Punctuated with condemning testimonial and historical context, Aftershock is a film that brings to audiences an unsettling reality while uplifting all those affected and striving to bring institutional change and legislative reform to this issue.
Neptune Frost
Director(s): Anisia Uzeyman, Saul Williams
Screenwriter(s): Saul Williams
Starring: Cheryl Isheja, Elvis “Bobo” Ngabo, Bertrand “Kaya Free” Ninteretse
Why You Should Watch: Part love story, part road movie, and all Americana, Anisia Uzeyman’s work as an actress in 2016’s Dreamstates showcased that there was more to come from the Gihindamuyaga Mbazi, Rwanda native. In that film, she went from a wayward soul to a married couple alongside Saul Williams. Both bring their imaginative dynamism to this their latest work, Neptune Frost. The playwright and dramaturg, brings an element of Afropunk-flavor to the Sundance streaming experience.

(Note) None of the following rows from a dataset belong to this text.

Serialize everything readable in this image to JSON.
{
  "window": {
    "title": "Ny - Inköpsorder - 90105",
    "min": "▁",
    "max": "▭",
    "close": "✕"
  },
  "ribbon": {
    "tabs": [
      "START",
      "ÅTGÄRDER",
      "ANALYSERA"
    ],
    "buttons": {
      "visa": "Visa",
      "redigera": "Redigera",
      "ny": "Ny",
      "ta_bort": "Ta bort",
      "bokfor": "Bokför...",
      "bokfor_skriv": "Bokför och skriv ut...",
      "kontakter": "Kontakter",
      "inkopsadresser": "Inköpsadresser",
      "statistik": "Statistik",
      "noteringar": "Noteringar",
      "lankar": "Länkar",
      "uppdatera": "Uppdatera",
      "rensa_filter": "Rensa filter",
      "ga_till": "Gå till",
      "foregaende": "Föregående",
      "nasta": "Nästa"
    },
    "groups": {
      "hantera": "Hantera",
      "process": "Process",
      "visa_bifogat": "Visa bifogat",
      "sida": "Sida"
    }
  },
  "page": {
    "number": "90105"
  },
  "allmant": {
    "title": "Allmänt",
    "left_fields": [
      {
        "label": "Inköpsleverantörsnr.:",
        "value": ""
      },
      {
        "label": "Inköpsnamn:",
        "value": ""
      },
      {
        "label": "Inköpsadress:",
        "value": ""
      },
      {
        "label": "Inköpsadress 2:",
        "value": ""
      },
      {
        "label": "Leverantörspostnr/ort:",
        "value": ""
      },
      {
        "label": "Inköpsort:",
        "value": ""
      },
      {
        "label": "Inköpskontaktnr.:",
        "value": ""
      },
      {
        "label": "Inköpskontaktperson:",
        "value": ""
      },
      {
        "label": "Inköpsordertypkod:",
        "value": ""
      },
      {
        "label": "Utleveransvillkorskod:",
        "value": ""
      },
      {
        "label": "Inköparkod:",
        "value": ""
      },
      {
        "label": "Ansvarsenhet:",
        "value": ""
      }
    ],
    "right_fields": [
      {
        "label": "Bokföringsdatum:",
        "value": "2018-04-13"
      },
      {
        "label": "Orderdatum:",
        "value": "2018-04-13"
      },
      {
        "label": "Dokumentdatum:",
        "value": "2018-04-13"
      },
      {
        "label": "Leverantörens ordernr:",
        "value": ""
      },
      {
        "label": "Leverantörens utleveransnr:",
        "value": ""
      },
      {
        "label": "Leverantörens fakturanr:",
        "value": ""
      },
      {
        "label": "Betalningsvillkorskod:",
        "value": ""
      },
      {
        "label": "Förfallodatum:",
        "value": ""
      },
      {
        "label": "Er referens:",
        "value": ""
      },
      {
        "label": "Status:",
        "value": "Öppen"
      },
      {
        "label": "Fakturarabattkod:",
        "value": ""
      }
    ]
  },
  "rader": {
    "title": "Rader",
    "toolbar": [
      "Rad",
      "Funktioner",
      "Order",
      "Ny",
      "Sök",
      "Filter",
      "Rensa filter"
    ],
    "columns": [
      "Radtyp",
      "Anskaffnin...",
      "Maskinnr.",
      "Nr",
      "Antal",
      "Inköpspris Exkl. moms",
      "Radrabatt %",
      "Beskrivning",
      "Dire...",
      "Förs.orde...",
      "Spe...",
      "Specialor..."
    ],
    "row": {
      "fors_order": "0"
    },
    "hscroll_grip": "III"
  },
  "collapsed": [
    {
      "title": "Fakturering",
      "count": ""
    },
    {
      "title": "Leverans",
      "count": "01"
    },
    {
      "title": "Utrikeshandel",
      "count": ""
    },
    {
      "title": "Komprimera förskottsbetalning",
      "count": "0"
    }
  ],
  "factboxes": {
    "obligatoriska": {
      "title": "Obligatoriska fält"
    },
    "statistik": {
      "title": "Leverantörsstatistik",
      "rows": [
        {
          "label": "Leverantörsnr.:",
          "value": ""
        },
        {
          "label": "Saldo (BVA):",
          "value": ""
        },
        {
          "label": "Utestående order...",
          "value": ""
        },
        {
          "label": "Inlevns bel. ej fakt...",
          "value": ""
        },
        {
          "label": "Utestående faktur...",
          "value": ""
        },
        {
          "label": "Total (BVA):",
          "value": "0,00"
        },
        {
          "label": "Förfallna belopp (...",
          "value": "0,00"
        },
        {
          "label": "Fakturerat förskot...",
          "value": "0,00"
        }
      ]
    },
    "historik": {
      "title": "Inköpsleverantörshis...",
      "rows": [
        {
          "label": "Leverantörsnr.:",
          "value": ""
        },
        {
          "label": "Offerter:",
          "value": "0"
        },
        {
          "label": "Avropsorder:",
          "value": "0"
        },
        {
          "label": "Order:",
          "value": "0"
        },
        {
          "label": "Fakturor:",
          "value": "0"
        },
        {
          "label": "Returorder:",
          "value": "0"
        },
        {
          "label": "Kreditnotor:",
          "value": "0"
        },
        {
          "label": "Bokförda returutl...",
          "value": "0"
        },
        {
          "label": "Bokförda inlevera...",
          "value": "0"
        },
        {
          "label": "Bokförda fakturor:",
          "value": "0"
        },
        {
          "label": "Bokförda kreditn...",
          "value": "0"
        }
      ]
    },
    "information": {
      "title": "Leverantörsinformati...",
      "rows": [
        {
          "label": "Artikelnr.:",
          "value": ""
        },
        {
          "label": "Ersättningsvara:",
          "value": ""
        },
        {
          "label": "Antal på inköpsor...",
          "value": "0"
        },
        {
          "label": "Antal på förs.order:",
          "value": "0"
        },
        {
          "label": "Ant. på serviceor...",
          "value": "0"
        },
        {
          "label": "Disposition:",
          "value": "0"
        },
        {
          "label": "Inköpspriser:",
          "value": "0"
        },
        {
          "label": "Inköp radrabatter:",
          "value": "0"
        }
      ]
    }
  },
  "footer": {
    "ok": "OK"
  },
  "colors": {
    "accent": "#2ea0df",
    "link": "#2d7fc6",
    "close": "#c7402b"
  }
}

Neptune Frost is musical science fiction hybrid set in Rwanda about a transcending connection between an intersex runaway, Neptune (played by both Cheryl Isheja and Elvis “Bobo” Ngabo), and a grieving coltan miner (Bertrand “Kaya Free” Ninteretse). Neptune Frost marks a next-level feature in the growing pantheon of Afrofuturism cinematic entries.
Uzeyman and Williams even invent a language fueled by Kinyarwanda, English, Swahili, and French that adds another level of vibrancy to Neptune Frost. It also adds color to the plotline where Africans mine the rare earth minerals that power mankind’s digital network.
A stunning motif by two griot-styled storytellers makes Neptune Frost, which debuted to critical acclaim at last year’s Cannes Film Festival, a film that should be atop your Sundance Film Festival rewatch queue.
Alice
Director(s): Krystin Ver Linden
Screenwriter(s): Krystin Ver Linden
Starring: Common, Keke Palmer, Gaius Charles
Why You Should Watch: In her directorial debut, Krystin Ver Linden goes for the gusto in Alice, which boasts a pretty star-studded cast. As a screenwriter, she has been on the Black List numerous times and has worked with major studios, including Lionsgate and Paramount Pictures, which honed in on her expertise of the drama and thriller genres.
Starring Keke Palmer as Alice, a slave in the antebellum South, her restlessness gives way to an escape from a secluded plantation only to discover a shocking reality that lies beyond the alleé trees. When she’s rescued by a disillusioned Black activist — played by the rapper Common — Alice is thrown down the rabbit hole and into the turbulent wonderland of the post-Civil Rights South.
Adding in that Common, Karriem Riggins, Burniss Travis, and Patrick Warren are composers for Ver Linden’s Alice, this inspired by a true tale-billed film is a lively one to add to your at-home watch queue.
- advertisement
You Go Girl
Director(s): Shariffa Ali
Screenwriter: Shariffa Ali
Starring: Tiffany Mann
Why You Should Watch: In South Africa and Kenya, the name Shariffa Ali rings bells as an international creative leader committed to advancing radical change. Now, having been a resident of New York since 2013, this community organizer and professor at Princeton University brings her short film, You Go Girl, to the Sundance Film Festival.
Tiffany Mann (Orange Is the New Black, Rise) plays Audrey, a New York City comedian who can make a joke out of any situation placed in front of her. But when that takes her from the Big Apple to the Beaver State of Oregon, can this city woman overcome the staggering challenges and fears in front of her to rise to the occasion?
If you’re into female-centered projects that explore Black and African American experiences, then You Go Girl is right up your alley.